Al contrario dei suoi coetanei sfoga la sua rabbia sui campetti da calcio e ad emergere ci mette poco. Dalla modesta lega liberiana passa in Camerun fino a Milano via Francia.
Qui si apre il secondo capitolo della sua vita fatto di successi e milioni in tutta Europa. Il ritiro nel 2002, gli anni in America, la sua grande passione dopo l’Italia, dove investe le sue fortune in immobili, ma soprattutto in istruzione, laureandosi in Gestione d’impresa alla DeVry University in Florida. Poi il ritorno in patria e l’inizio del grande sogno ormai prossimo ad essere coronato: la presidenza.

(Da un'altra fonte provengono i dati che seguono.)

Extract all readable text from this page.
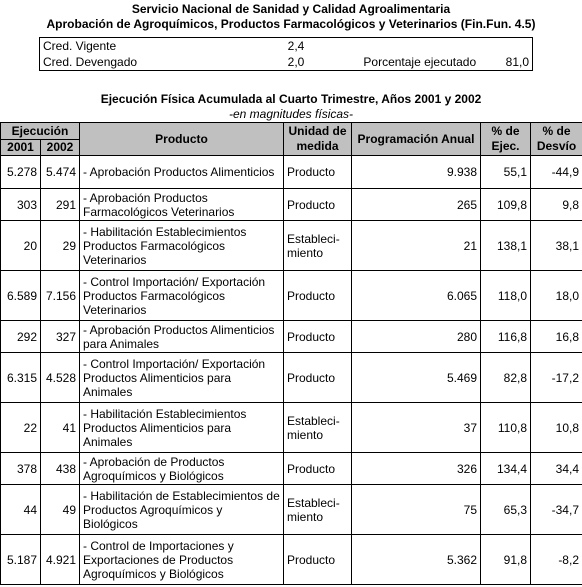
Servicio Nacional de Sanidad y Calidad Agroalimentaria
Aprobación de Agroquímicos, Productos Farmacológicos y Veterinarios (Fin.Fun. 4.5)
Cred. Vigente	2,4		
Cred. Devengado	2,0	Porcentaje ejecutado	81,0
Ejecución Física Acumulada al Cuarto Trimestre, Años 2001 y 2002
-en magnitudes físicas-
Ejecución		Producto	Unidad de medida	Programación Anual	% de Ejec.	% de Desvío
2001	2002					
5.278	5.474	- Aprobación Productos Alimenticios	Producto	9.938	55,1	-44,9
303	291	- Aprobación Productos Farmacológicos Veterinarios	Producto	265	109,8	9,8
20	29	- Habilitación Establecimientos Productos Farmacológicos Veterinarios	Estableci-miento	21	138,1	38,1
6.589	7.156	- Control Importación/ Exportación Productos Farmacológicos Veterinarios	Producto	6.065	118,0	18,0
292	327	- Aprobación Productos Alimenticios para Animales	Producto	280	116,8	16,8
6.315	4.528	- Control Importación/ Exportación Productos Alimenticios para Animales	Producto	5.469	82,8	-17,2
22	41	- Habilitación Establecimientos Productos Alimenticios para Animales	Estableci-miento	37	110,8	10,8
378	438	- Aprobación de Productos Agroquímicos y Biológicos	Producto	326	134,4	34,4
44	49	- Habilitación de Establecimientos de Productos Agroquímicos y Biológicos	Estableci-miento	75	65,3	-34,7
5.187	4.921	- Control de Importaciones y Exportaciones de Productos Agroquímicos y Biológicos	Producto	5.362	91,8	-8,2
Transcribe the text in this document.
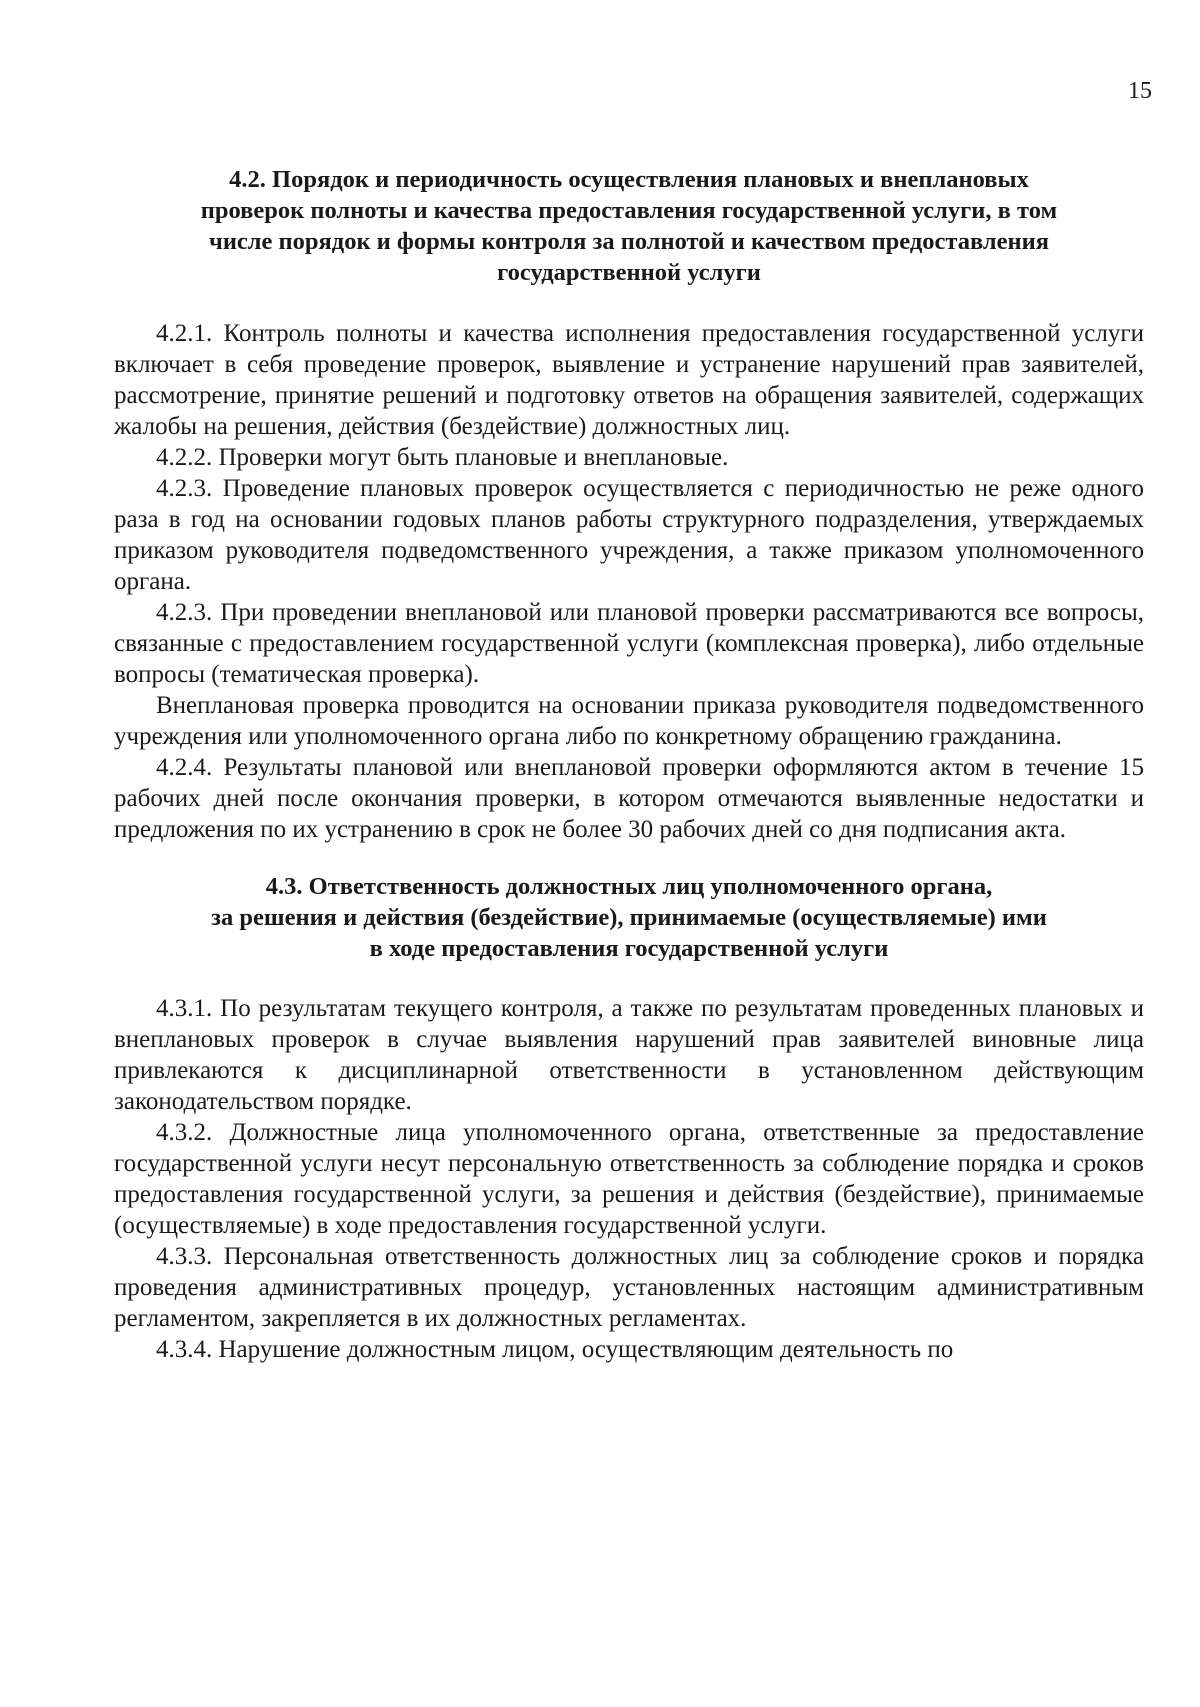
15
4.2. Порядок и периодичность осуществления плановых и внеплановых
проверок полноты и качества предоставления государственной услуги, в том
числе порядок и формы контроля за полнотой и качеством предоставления
государственной услуги

4.2.1. Контроль полноты и качества исполнения предоставления государственной услуги включает в себя проведение проверок, выявление и устранение нарушений прав заявителей, рассмотрение, принятие решений и подготовку ответов на обращения заявителей, содержащих жалобы на решения, действия (бездействие) должностных лиц.

4.2.2. Проверки могут быть плановые и внеплановые.

4.2.3. Проведение плановых проверок осуществляется с периодичностью не реже одного раза в год на основании годовых планов работы структурного подразделения, утверждаемых приказом руководителя подведомственного учреждения, а также приказом уполномоченного органа.

4.2.3. При проведении внеплановой или плановой проверки рассматриваются все вопросы, связанные с предоставлением государственной услуги (комплексная проверка), либо отдельные вопросы (тематическая проверка).

Внеплановая проверка проводится на основании приказа руководителя подведомственного учреждения или уполномоченного органа либо по конкретному обращению гражданина.

4.2.4. Результаты плановой или внеплановой проверки оформляются актом в течение 15 рабочих дней после окончания проверки, в котором отмечаются выявленные недостатки и предложения по их устранению в срок не более 30 рабочих дней со дня подписания акта.

4.3. Ответственность должностных лиц уполномоченного органа,
за решения и действия (бездействие), принимаемые (осуществляемые) ими
в ходе предоставления государственной услуги

4.3.1. По результатам текущего контроля, а также по результатам проведенных плановых и внеплановых проверок в случае выявления нарушений прав заявителей виновные лица привлекаются к дисциплинарной ответственности в установленном действующим законодательством порядке.

4.3.2. Должностные лица уполномоченного органа, ответственные за предоставление государственной услуги несут персональную ответственность за соблюдение порядка и сроков предоставления государственной услуги, за решения и действия (бездействие), принимаемые (осуществляемые) в ходе предоставления государственной услуги.

4.3.3. Персональная ответственность должностных лиц за соблюдение сроков и порядка проведения административных процедур, установленных настоящим административным регламентом, закрепляется в их должностных регламентах.

4.3.4. Нарушение должностным лицом, осуществляющим деятельность по
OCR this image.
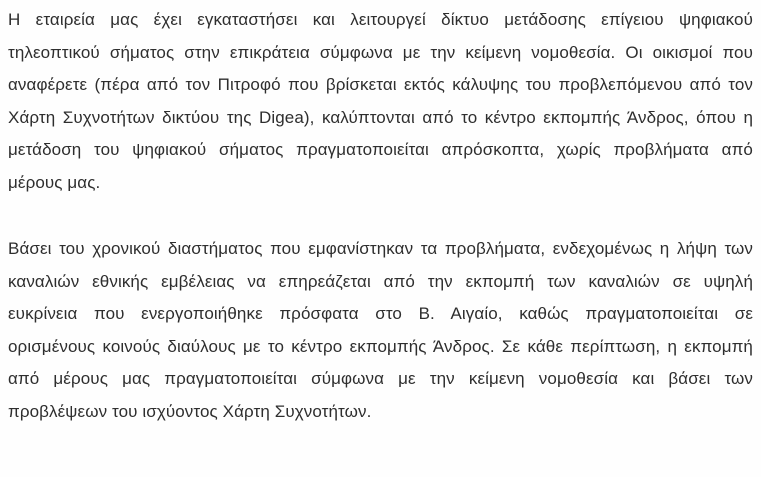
Η εταιρεία μας έχει εγκαταστήσει και λειτουργεί δίκτυο μετάδοσης επίγειου ψηφιακού
τηλεοπτικού σήματος στην επικράτεια σύμφωνα με την κείμενη νομοθεσία. Οι οικισμοί που
αναφέρετε (πέρα από τον Πιτροφό που βρίσκεται εκτός κάλυψης του προβλεπόμενου από τον
Χάρτη Συχνοτήτων δικτύου της Digea), καλύπτονται από το κέντρο εκπομπής Άνδρος, όπου η
μετάδοση του ψηφιακού σήματος πραγματοποιείται απρόσκοπτα, χωρίς προβλήματα από
μέρους μας.
Βάσει του χρονικού διαστήματος που εμφανίστηκαν τα προβλήματα, ενδεχομένως η λήψη των
καναλιών εθνικής εμβέλειας να επηρεάζεται από την εκπομπή των καναλιών σε υψηλή
ευκρίνεια που ενεργοποιήθηκε πρόσφατα στο Β. Αιγαίο, καθώς πραγματοποιείται σε
ορισμένους κοινούς διαύλους με το κέντρο εκπομπής Άνδρος. Σε κάθε περίπτωση, η εκπομπή
από μέρους μας πραγματοποιείται σύμφωνα με την κείμενη νομοθεσία και βάσει των
προβλέψεων του ισχύοντος Χάρτη Συχνοτήτων.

Come ambasciatore Unicef ha viaggiato la Liberia intera con un pallone in mano per convincere gli ex bambini-soldato a reintegrarsi in società . Certo i passi non erano più quelli della «pantera nera» di una volta, ma numeri ed oratoria lo hanno trasformato in un eroe nazionale da seguire ed emulare. Gli anni delle sconfitte politiche, dove è riuscito solo a vincere un seggio da senatore, sono serviti a Weah per capire che la politica non è come un campo da calcio e che le alleanze contano più che i compagni di squadra.
Così al terzo tentativo ha deciso di giocare duro scegliendo al suo fianco Jewel Howard Taylor, la moglie di Charles Taylor, ex Presidente della Liberia, incriminato a 50 anni di reclusione dalla Corte penale Internazionale dell’Aja per crimini contro l’umanità commessi durante la guerra civile degli anni Novanta.
Una scelta che ha spinto i suoi detrattori ad accusarlo di essere la marionetta di un «sanguinario» pur di diventare presidente. Accusa rinforzata dopo che all’inizio di quest’anno, Taylor, dal carcere di Durham in Inghilterra, dove sta scontando la sua condanna, in video-conferenza è apparso a un comizio politico sostenendo la candidatura di Weah e della moglie. Un’alleanza, secondo gli analisti, decisiva per assicurare la vittoria a «King George».
Terminati i festeggiamenti il compito che spetta a Weah è ben più difficile di vincere un campionato. Il piccolo Paese dell’Africa occidentale, stabilizzato dalla presidenza Sirleaf, sta ancora scontando economicamente l’epidemia di Ebola che ha causato oltre 4800 morti tra il 2014 ed il 2015.